A vital contribution to the design of the guideline was the definition of key populations. The inclusion of blood donors and pregnant women as priority surveillance populations for the disease control process contributed to the strengthening of the system.
The notification policy has a substantial impact on the visibility of people affected by Chagas disease and in the planning and execution of public health responses. Having consolidated information that describes the real distribution of the disease in the population, as well as the factors that determine the condition of neglect, allows development of tools to achieve better prevention and control actions, reactivating the Chagas state program as a whole [
18].
Chagas disease is also reportable in six states in the United States. Although the main goal of this is to identify sources of local vector transmission, these states typically include reporting of chronic cases as well. As in the case of Goiás, compulsory notification has served to strengthen awareness among health professionals, although rates of diagnosed and treated patients remain very low [
19]. This underscores the fact that reporting of Chagas and other neglected diseases needs to occur in conjunction with a variety of other complementary public health actions, such as capacity building, fortifying diagnostic capabilities, and providing information to at-risk communities.

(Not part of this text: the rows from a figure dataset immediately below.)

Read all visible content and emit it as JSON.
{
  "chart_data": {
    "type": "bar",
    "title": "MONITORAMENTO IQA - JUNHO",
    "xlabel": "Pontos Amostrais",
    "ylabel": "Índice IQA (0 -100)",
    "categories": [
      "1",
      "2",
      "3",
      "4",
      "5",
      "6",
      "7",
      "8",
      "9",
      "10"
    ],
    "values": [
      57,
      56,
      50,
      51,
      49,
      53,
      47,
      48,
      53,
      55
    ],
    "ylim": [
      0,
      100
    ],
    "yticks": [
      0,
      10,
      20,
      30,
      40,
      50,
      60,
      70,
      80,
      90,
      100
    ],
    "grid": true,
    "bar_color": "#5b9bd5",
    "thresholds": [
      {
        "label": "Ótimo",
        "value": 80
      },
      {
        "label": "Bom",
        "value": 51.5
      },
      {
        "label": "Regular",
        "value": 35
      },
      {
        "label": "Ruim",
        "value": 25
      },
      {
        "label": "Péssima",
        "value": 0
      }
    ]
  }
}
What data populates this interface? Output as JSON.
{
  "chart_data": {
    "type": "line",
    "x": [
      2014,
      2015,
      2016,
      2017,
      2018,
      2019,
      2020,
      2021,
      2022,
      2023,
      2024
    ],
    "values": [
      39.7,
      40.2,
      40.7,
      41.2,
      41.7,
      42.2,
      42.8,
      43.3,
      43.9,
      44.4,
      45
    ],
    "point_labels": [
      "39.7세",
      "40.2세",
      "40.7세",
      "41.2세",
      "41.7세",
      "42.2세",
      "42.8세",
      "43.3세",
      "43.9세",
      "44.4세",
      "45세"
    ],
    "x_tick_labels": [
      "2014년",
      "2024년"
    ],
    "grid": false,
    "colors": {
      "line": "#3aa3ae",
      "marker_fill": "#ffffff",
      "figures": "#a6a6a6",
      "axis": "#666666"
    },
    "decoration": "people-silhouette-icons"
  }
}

The HIV/AIDS epidemic is another important example where a notification process played a key role. Initially, infection by the virus was identified exclusively in the clinical stage of the disease as acquired immunodeficiency syndrome (AIDS). The progress achieved in diagnosis and early treatment of the infection demonstrated the opportunity and importance of surveillance for cases of HIV infection, not being limited only to AIDS cases. Thus, several factors strengthened the increase in the number of people diagnosed, such as greater access to antiretroviral therapies (ART), the importance of starting treatment at an early stage, and the implementation of mother-to-child transmission prevention programs. In this context, the surveillance of HIV infection cases and the need for their notification became increasingly relevant [
11].
In the effort to make Chagas disease more visible, regional and global initiatives are discussing and urging compulsory notification in the chronic phase, including the International Federation of Associations of People Affected by Chagas Disease (FINDECHAGAS) [
20], and the Chagas Disease Clinical Research Platform [
21]. Notification is a gateway to a surveillance system that should guarantee an opportunity to timely medical care and, ideally, social and mental health support for affected people [
22]. It also reinforces and reactivates entomological surveillance and vector control activities.
Notification of chronic cases is an essential tool which, in conjunction with capacity building of healthcare personnel, availability of diagnosis and treatment in facilities accessible to affected people, implementation of simplified diagnostic processes, and development of safer, more efficacious treatments, can usher in the end to the neglect of Chagas disease.